Und vergessen wir nie den Wert der Freiheit – unserer Freiheit, für die so große Opfer gebracht wurden. Vier Tage vor dem Massaker von Oradour waren die alliierten Streitkräfte in der Normandie gelandet. Es standen diesen tapferen Soldaten, die zum großen Teil aus weit entfernten Gegenden der Welt stammten, noch schwere, verlustreiche Kämpfe bevor. Aber sie haben geholfen, Frankreich und letztlich auch meinem Land die Freiheit von Diktatur und Terror zu bringen.
Auch heute gilt: Die Freiheit muss erkämpft und sie muss verteidigt werden. Damit Menschen in Frieden leben können – Männer, Frauen und Kinder. Hier, in Oradour-sur-Glane und in Hersbruck, in Frankreich, in Deutschland und in ganz Europa.

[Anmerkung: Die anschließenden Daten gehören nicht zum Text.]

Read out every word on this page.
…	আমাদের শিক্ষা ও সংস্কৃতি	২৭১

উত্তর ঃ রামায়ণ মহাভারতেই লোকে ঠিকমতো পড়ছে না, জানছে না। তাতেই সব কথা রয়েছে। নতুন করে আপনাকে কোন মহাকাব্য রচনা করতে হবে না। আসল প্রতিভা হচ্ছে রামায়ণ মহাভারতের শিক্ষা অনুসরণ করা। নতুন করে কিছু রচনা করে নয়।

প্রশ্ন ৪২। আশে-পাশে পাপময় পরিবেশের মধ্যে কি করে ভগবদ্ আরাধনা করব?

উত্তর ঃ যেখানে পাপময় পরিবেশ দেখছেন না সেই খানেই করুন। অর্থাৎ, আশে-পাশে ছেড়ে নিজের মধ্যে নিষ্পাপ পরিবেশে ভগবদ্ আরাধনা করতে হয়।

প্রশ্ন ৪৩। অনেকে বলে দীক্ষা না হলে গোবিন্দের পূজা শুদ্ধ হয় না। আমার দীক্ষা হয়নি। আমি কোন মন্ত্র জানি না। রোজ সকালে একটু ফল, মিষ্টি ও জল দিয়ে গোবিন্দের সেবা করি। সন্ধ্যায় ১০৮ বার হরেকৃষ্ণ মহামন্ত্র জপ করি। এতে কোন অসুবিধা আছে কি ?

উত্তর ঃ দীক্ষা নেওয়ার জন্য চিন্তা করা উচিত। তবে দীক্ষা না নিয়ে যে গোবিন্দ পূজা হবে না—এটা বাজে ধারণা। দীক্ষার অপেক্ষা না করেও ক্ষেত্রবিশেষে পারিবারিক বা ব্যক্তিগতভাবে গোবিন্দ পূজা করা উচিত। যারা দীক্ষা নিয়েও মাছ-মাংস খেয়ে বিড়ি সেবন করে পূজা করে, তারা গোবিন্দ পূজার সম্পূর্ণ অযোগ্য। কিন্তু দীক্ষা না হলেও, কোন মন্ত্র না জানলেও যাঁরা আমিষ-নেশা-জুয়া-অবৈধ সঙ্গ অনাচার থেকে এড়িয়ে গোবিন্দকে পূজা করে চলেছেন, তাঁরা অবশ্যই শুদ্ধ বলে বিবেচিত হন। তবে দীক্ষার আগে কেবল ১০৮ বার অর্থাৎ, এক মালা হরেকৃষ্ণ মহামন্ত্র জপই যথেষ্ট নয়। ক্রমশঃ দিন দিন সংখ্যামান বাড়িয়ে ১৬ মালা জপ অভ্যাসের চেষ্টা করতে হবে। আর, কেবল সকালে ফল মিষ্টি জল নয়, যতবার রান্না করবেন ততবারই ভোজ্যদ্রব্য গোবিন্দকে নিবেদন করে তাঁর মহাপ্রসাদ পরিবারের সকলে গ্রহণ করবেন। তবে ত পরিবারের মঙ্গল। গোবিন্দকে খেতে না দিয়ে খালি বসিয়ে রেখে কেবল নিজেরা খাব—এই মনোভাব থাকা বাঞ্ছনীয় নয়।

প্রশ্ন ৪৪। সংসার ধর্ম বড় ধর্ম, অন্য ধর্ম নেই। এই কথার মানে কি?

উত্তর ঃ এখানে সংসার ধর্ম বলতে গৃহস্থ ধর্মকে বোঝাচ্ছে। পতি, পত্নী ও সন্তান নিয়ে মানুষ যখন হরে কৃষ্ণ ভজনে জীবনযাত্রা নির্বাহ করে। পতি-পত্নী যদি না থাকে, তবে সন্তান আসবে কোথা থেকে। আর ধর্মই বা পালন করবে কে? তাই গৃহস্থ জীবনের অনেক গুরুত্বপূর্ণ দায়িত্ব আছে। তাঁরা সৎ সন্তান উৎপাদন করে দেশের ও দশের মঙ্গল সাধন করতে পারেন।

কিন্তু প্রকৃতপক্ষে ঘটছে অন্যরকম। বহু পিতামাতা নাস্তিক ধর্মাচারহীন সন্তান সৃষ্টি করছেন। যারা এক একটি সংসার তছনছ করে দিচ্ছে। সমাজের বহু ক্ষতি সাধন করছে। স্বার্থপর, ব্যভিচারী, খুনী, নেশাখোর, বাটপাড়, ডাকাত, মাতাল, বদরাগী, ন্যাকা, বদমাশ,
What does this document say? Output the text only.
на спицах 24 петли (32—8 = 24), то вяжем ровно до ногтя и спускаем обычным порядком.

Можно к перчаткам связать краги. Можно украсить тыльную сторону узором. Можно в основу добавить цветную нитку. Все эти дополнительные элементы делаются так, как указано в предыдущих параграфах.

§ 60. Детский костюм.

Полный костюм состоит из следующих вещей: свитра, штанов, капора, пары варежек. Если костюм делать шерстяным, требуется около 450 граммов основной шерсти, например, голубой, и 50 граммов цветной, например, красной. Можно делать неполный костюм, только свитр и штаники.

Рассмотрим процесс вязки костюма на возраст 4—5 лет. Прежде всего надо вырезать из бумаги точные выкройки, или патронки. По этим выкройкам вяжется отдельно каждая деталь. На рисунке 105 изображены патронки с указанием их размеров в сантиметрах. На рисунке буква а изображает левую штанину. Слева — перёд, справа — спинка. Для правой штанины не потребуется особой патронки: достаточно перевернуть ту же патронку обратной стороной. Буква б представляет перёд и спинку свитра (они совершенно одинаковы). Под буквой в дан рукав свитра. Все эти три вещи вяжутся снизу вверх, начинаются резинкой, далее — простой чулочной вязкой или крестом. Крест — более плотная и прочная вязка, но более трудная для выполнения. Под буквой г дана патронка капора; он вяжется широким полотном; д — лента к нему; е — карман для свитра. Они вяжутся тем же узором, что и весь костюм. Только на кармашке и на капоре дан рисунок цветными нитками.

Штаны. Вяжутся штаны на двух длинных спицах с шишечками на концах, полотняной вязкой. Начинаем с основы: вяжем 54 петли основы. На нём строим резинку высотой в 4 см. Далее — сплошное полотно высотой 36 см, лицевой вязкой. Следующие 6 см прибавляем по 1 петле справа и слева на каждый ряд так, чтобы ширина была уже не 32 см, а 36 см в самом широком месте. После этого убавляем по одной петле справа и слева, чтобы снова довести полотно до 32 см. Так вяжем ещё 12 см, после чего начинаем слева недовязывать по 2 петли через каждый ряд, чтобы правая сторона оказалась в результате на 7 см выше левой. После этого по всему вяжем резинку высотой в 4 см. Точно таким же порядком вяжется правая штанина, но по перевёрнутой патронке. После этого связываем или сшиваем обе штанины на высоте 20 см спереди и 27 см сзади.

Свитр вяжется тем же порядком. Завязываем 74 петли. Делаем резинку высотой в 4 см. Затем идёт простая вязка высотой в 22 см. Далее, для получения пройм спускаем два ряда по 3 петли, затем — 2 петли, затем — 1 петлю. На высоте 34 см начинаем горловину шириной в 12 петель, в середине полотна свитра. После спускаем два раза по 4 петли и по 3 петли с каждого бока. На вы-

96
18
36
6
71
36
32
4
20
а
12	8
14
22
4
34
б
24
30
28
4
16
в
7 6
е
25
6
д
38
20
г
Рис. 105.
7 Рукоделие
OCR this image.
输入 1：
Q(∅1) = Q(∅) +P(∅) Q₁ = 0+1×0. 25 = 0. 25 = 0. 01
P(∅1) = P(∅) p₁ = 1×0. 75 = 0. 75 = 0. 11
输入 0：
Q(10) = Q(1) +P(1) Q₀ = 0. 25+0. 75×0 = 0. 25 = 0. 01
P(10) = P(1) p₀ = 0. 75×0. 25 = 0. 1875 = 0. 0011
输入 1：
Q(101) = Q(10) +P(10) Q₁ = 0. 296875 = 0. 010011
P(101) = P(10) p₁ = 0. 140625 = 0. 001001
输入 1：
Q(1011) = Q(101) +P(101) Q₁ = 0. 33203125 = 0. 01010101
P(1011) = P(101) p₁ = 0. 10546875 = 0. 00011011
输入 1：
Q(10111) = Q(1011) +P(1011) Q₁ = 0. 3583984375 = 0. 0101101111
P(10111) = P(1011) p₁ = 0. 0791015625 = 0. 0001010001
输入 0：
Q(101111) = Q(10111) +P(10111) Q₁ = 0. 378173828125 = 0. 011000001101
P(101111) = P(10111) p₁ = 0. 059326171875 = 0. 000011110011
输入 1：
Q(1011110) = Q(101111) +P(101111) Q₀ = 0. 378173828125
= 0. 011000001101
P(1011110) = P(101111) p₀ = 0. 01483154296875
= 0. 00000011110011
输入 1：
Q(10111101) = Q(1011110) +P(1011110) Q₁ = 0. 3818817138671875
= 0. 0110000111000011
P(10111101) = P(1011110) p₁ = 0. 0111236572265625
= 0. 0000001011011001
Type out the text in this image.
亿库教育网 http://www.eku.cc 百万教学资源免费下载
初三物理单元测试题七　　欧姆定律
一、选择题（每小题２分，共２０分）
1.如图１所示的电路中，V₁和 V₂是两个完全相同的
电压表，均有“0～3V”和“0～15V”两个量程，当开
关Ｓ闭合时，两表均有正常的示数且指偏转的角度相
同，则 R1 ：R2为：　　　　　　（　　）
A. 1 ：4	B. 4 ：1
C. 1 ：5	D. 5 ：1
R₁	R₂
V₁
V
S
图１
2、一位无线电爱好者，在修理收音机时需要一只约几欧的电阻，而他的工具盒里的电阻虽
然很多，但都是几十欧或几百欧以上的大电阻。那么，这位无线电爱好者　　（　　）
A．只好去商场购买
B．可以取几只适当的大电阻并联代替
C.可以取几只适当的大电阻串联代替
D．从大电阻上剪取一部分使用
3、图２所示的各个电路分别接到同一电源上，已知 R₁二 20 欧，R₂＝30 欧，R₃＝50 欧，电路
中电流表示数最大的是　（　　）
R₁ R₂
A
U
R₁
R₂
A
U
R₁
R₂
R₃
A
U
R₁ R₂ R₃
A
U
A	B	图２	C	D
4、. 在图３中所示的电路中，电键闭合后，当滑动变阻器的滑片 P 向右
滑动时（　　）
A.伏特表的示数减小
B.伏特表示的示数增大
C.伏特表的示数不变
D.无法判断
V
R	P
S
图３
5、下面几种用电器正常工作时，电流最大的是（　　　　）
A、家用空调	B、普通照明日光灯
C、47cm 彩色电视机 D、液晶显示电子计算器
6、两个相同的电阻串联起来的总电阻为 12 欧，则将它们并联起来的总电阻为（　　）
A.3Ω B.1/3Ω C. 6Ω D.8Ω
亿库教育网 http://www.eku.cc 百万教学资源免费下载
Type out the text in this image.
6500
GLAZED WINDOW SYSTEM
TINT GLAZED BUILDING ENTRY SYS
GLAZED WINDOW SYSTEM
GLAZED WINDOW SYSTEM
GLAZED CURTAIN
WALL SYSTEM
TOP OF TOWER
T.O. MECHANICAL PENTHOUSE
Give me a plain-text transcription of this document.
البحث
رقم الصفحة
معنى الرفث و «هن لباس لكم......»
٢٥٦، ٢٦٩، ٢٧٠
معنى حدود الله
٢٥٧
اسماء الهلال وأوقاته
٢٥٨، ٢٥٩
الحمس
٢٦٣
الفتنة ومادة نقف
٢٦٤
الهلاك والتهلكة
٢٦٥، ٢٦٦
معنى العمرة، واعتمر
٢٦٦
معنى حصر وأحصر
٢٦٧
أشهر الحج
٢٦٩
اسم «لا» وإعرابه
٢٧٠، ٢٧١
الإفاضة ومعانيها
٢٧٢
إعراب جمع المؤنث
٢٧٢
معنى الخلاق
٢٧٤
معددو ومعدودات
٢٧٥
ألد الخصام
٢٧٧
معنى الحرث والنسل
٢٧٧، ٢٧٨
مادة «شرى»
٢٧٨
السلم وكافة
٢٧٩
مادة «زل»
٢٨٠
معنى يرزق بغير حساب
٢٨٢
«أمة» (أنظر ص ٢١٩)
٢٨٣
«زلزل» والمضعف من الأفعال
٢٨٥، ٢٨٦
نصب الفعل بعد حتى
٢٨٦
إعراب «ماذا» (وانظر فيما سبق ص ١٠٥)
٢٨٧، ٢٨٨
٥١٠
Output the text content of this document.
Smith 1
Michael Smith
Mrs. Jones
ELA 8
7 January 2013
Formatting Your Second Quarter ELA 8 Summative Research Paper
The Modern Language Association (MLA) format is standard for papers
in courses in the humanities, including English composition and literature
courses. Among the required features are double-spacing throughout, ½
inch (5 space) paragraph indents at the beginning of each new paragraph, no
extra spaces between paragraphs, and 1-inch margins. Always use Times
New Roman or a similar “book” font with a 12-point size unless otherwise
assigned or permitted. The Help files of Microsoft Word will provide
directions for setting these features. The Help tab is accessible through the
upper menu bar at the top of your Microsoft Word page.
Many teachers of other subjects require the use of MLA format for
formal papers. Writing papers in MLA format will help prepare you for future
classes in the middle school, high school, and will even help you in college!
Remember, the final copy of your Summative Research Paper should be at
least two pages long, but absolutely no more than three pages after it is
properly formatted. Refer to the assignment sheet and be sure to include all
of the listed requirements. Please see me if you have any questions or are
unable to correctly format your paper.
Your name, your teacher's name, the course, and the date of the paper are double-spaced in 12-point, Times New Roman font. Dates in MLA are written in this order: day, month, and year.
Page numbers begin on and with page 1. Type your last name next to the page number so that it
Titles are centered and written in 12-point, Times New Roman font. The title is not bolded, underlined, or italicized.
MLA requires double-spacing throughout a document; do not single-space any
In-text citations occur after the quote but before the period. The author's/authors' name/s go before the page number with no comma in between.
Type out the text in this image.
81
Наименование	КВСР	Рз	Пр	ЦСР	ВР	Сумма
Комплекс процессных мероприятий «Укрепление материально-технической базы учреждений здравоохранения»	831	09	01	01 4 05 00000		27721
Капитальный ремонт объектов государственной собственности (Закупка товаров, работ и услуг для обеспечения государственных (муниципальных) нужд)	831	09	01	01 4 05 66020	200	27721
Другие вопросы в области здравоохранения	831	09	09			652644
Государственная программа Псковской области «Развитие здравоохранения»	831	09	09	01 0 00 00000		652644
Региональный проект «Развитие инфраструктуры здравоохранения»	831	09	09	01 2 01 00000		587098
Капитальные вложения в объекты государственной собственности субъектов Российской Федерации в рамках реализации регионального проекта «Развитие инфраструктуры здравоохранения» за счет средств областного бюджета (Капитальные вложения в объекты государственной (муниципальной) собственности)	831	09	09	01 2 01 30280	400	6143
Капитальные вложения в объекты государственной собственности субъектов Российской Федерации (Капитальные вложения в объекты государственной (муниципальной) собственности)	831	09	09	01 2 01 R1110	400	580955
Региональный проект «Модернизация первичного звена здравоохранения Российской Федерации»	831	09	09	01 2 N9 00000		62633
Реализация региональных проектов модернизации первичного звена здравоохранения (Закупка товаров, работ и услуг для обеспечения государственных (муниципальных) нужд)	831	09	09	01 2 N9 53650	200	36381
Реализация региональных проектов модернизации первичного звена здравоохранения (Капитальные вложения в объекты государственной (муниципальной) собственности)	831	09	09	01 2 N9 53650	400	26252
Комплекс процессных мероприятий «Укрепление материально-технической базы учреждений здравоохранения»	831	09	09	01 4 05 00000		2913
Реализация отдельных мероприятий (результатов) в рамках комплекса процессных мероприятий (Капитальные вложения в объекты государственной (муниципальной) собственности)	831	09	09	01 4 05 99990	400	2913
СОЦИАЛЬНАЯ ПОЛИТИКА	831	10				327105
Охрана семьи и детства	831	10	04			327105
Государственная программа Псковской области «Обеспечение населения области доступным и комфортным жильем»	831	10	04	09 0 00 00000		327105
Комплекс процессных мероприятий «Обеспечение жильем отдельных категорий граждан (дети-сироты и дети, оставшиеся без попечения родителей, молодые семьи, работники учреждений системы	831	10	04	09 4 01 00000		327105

Daran möchte ich hier und heute auch erinnern. 80 Jahre ist Oradour jetzt her. Vergessen werden wir nicht.
Ich danke Ihnen noch einmal, dass ich hier sein darf, dass ich zu Ihnen sprechen konnte und dass Sie das wunderbare, das, nach allem was geschehen ist, erstaunliche Werk bewahren und fortsetzen: das Werk der Versöhnung.